Member of the Legislative Assembly of Quebec for Shefford
- In office 1912–1931
- Preceded by: Ludger-Pierre Bernard
- Succeeded by: Robert-Raoul Bachand

Member of the Legislative Council of Quebec for Wellington
- In office 1931–1936
- Preceded by: Gordon Wallace Scott
- Succeeded by: Louis-Arthur Giroux

Personal details
- Born: 3 August 1865 Sainte-Pudentienne, Canada East
- Died: 13 November 1936 (aged 71) Sainte-Pudentienne, Quebec
- Party: Liberal

= William Stephen Bullock =

Canadian Baptist minister, businessman, and politician

William Stephen Bullock (3 August 1865 - 13 November 1936) was a Canadian Baptist minister, businessman, and politician.

Born in Sainte-Pudentienne near Shefford, Canada East, the son of William Henry Bullock, a farmer, and Hanna Chartier, Bullock studied at the mission of Grande-Ligne, the Montreal Normal School, McGill University, and Andover Newton Theological School in Massachusetts.
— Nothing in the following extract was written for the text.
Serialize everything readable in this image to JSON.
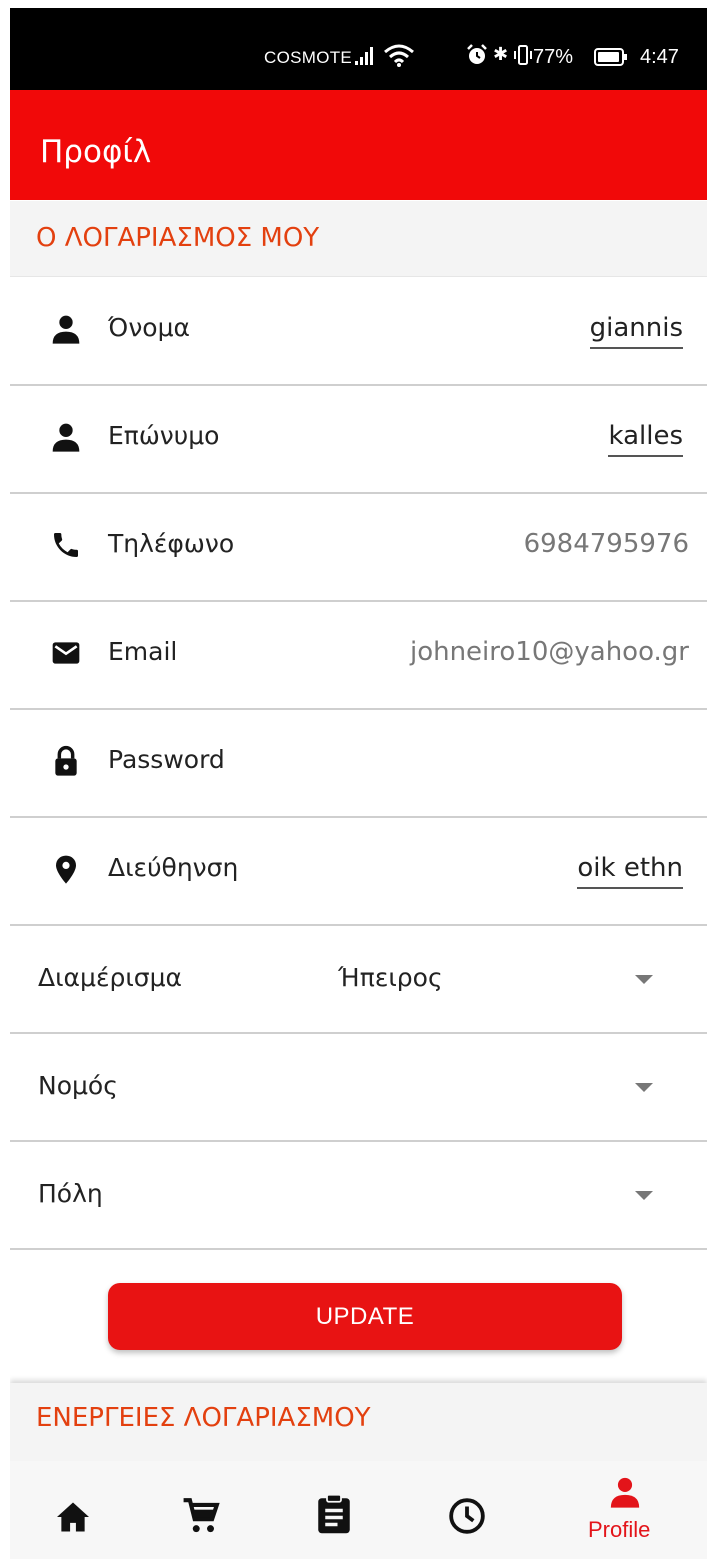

He was ordained a Baptist minister in Ottawa on 18 February 1892. He ministered in Ottawa, Maskinongé and Saint Pudentienne until 1907. He then worked as a manager and secretary of the Stanley Tool Company of Canada Limited. He was the founder of the Roxton Pond Mill Company.

He was a city council member from St. Pudentienne Village from January 1908 to January 1914. He was elected as a Liberal MLA in Shefford in 1912. He was re-elected without opposition in 1916. Again elected in 1919 and 1923 and without opposition in 1927. He did not run in 1931. He was appointed to the Legislative Council of Quebec of the division of Wellington on 15 August 1931 and served until his death in St. Pudentienne on 13 November 1936. He was buried in the Protestant cemetery of this parish on 15 November 1936.

==Personal life==
He was married on 27 May 1890 to Ellen Evangeline Therrien (1869-1953), daughter of Alphonse Liguori Therrien, a Baptist minister, and Mary St. James. He was the father of Charles Munson Bullock, a politician, and Théodore-Lafleur Bullock.